‘A bit like Lower Manhattan,’ Wakefield said as he stepped over a milk crate.
‘Spent a bit of time there, have you?’
‘Mmm. Some.’
‘At Columbia?’
He glanced sharply at me. ‘No, I was upstate mostly.’
We reached the church grounds and crunched down the path past the Moreton Bay figs, shrubs and flowers I couldn’t identify, and weathered headstones.
‘This is all in a disgraceful state,’ Wakefield said.
‘I don’t know, it’s got an authentic feel, sort of restful, as if no one’s bothering them and never will.’
He grunted. The church was quiet; we left the path and moved into the graveyard area proper where the roots of the trees pushed up and threatened to trip you and the grass grew in tussocks around the headstones and fenced graves. I had only the vaguest memory of where the monument was but Wakefield went straight to where it stood, white and imposing, inside a rusted iron fence, in pride of place in the middle of a recess in the east wall of the cemetery.
The dark lettering on the monument had suffered some attrition at the edges but most of it had remained clear enough: WITHIN THIS TOMB WERE DEPOSITED BY DIRECTION OF THE GOVERNMENT OF NEW SOUTH WALES SUCH REMAINS AS COULD BE DISCOVERED OF THE PASSENGERS AND CREW WHO PERISHED IN THE SHIPS ‘DUNBAR’ AND ‘CATHERINE’. THE FORMER OF WHICH WAS DRIVEN ASHORE AND FOUNDERED WHEN APPROACHING THE ENTRANCE TO PORT JACKSON ON THE NIGHT OF THE 20TH OF AUGUST THE LATTER ON ENTERING THIS PORT ON THE MORNING OF THE 24TH OF OCTOBER.
AD 1857 was engraved at the base of the tomb.
A mass grave is a sad thing, it seems to me, but if Wakefield had entertained such feelings he’d got over them.
‘Quite a few of the victims, those they could identify, are buried here,’ he said, ‘and a couple in this spot, but you’d be hard put to read the headstones now, apart from that one.’
He pointed to a well-preserved white headstone for John Steane, a naval officer who’d lost his life when the Dunbar went down.
‘A hundred and fifty-odd years is a long time,’ I said.
Wakefield took care not to brush against the fence. ‘You’re thinking it’s a long time-lapse to be tracking something down.’
I shrugged. ‘It’s what, five generations?’
‘Fewer in this case; four in fact. It’s a great-grandson of the survivor I’m interested in. That’s not a very long stretch as these things go. Some of the people claiming Aboriginal or convict ancestry have to push back a lot further than that.’
‘I know,’ I said. ‘My sister found a convict ancestor for us way back. She was a London prostitute.’
‘Colourful,’ Wakefield said, moving away from the monument. ‘As you may or may not know, we academics get our postgraduate students to do some of our research. They earn their degrees and go on to bigger and better things and
‘You write your books. I’ve heard of it.’
We moved between the headstones back to the path.
‘You object?’
‘No. I suppose it’s subject to abuse, but what isn’t?’
‘Just so. I was able to discover a reliable list of the passengers aboard the Dunbar. That took time and effort, let me tell you. There were many uncertainties. I set some students to tracing descendants of the victims—direct descendants. One of them found a record of a child born to one of the passengers in 1883. You see the implication of that date?’
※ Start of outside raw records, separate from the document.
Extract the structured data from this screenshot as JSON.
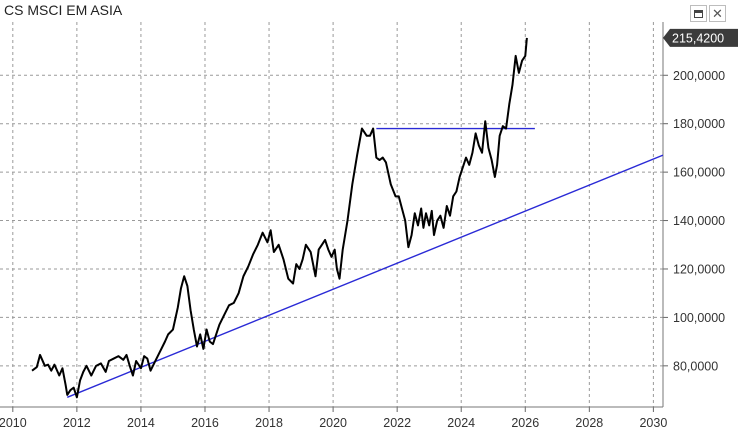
{
  "window": {
    "title": "CS MSCI EM ASIA",
    "maximize_icon": "maximize-icon",
    "close_icon": "close-icon",
    "close_glyph": "✕"
  },
  "chart_data": {
    "type": "line",
    "title": "CS MSCI EM ASIA",
    "xlabel": "",
    "ylabel": "",
    "xlim": [
      2009.6,
      2030.3
    ],
    "ylim": [
      63000,
      222000
    ],
    "x_ticks": [
      2010,
      2012,
      2014,
      2016,
      2018,
      2020,
      2022,
      2024,
      2026,
      2028,
      2030
    ],
    "y_ticks": [
      80000,
      100000,
      120000,
      140000,
      160000,
      180000,
      200000
    ],
    "y_tick_labels": [
      "80,0000",
      "100,0000",
      "120,0000",
      "140,0000",
      "160,0000",
      "180,0000",
      "200,0000"
    ],
    "grid": true,
    "last_value": 215420,
    "last_value_label": "215,4200",
    "colors": {
      "price": "#000000",
      "trendline": "#2a2ad6",
      "label_bg": "#3b3b3b",
      "label_text": "#ffffff"
    },
    "series": [
      {
        "x": [
          2010.6,
          2010.75,
          2010.85,
          2011.0,
          2011.1,
          2011.2,
          2011.3,
          2011.45,
          2011.55,
          2011.65,
          2011.7,
          2011.8,
          2011.9,
          2012.0,
          2012.1,
          2012.2,
          2012.3,
          2012.45,
          2012.6,
          2012.75,
          2012.9,
          2013.0,
          2013.15,
          2013.3,
          2013.45,
          2013.55,
          2013.65,
          2013.75,
          2013.85,
          2014.0,
          2014.1,
          2014.2,
          2014.3,
          2014.45,
          2014.6,
          2014.75,
          2014.85,
          2015.0,
          2015.15,
          2015.25,
          2015.35,
          2015.45,
          2015.55,
          2015.65,
          2015.75,
          2015.85,
          2015.95,
          2016.05,
          2016.15,
          2016.25,
          2016.35,
          2016.45,
          2016.6,
          2016.75,
          2016.9,
          2017.05,
          2017.2,
          2017.35,
          2017.5,
          2017.65,
          2017.8,
          2017.95,
          2018.05,
          2018.15,
          2018.3,
          2018.45,
          2018.6,
          2018.75,
          2018.85,
          2018.95,
          2019.05,
          2019.15,
          2019.3,
          2019.45,
          2019.55,
          2019.65,
          2019.75,
          2019.85,
          2019.95,
          2020.05,
          2020.12,
          2020.2,
          2020.3,
          2020.45,
          2020.6,
          2020.75,
          2020.9,
          2021.05,
          2021.15,
          2021.25,
          2021.35,
          2021.45,
          2021.55,
          2021.65,
          2021.8,
          2021.95,
          2022.05,
          2022.15,
          2022.25,
          2022.35,
          2022.45,
          2022.55,
          2022.65,
          2022.75,
          2022.82,
          2022.9,
          2023.0,
          2023.08,
          2023.15,
          2023.25,
          2023.35,
          2023.45,
          2023.55,
          2023.65,
          2023.75,
          2023.85,
          2023.95,
          2024.05,
          2024.15,
          2024.25,
          2024.35,
          2024.45,
          2024.55,
          2024.65,
          2024.75,
          2024.85,
          2024.95,
          2025.05,
          2025.12,
          2025.2,
          2025.3,
          2025.4,
          2025.5,
          2025.6,
          2025.7,
          2025.8,
          2025.9,
          2026.0,
          2026.05
        ],
        "y": [
          78000,
          79500,
          84500,
          80000,
          80500,
          78000,
          80500,
          76000,
          79000,
          72000,
          68000,
          70000,
          71000,
          67000,
          74000,
          77500,
          80000,
          76000,
          80000,
          81000,
          77500,
          82000,
          83000,
          84000,
          82500,
          84500,
          80000,
          76000,
          82000,
          79000,
          84000,
          83000,
          78000,
          82000,
          86000,
          90000,
          93000,
          95000,
          104000,
          112000,
          117000,
          113000,
          103000,
          95000,
          88000,
          93000,
          87000,
          95000,
          90000,
          89000,
          93000,
          97000,
          101000,
          105000,
          106000,
          110000,
          117000,
          121000,
          126000,
          130000,
          135000,
          131000,
          136000,
          127000,
          130000,
          124000,
          116000,
          114000,
          122000,
          120000,
          124000,
          130000,
          127000,
          117000,
          128000,
          130000,
          132000,
          128000,
          125000,
          128000,
          120000,
          116000,
          128000,
          140000,
          155000,
          167000,
          178000,
          175000,
          175000,
          178000,
          166000,
          165000,
          166000,
          164000,
          155000,
          150000,
          150000,
          145000,
          140000,
          129000,
          134000,
          143000,
          138000,
          145000,
          137000,
          143000,
          138000,
          144000,
          134000,
          140000,
          142000,
          137000,
          146000,
          142000,
          150000,
          152000,
          158000,
          162000,
          166000,
          163000,
          168000,
          176000,
          171000,
          168000,
          181000,
          170000,
          165000,
          158000,
          163000,
          175000,
          179000,
          178000,
          188000,
          196000,
          208000,
          201000,
          206000,
          208000,
          215420
        ]
      }
    ],
    "trendlines": [
      {
        "x": [
          2011.7,
          2030.3
        ],
        "y": [
          67000,
          167000
        ]
      },
      {
        "x": [
          2021.35,
          2026.3
        ],
        "y": [
          178000,
          178000
        ]
      }
    ]
  }
}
‘Yeah, if it’s not a clerical error.’
‘It isn’t. You’re interested?’
‘Maybe.’
‘Fair enough. What I propose is this—I show you the fruits of my research so far, on an understanding of complete confidentiality, and the ... direction in which it’s heading and, if you’re still interested, we come to an arrangement.’
~ * ~
I thought he might be going to invite me back to the university but he didn’t. When I said I was in the car park behind the supermarket we stopped there and shook hands. He asked for my card and I gave it to him. He said he’d email me a document and that I should read it and get back to him with my thoughts. I thanked him for the lunch and watched him stride away—straight-backed, head up, one of the winners.
Or was he? I decided I had a fair bit of checking to do on him, on the university and on the Dunbar before I took this assignment. It might amount to no more than a good, a very good, lunch.
I went to my office in Pyrmont, paid a few bills, wrote the dates due on a couple of others and placed them where they’d stare at me. The office has no views to speak of, which is how I like it. My previous offices, in Darlinghurst and Newtown, carried a lot of memories, of clients good and bad, encounters pleasant and unpleasant, so that sometimes I could sit there reliving the experiences. A bad habit and it didn’t operate here where I hadn’t been very long and the memories were too recent to dwell upon.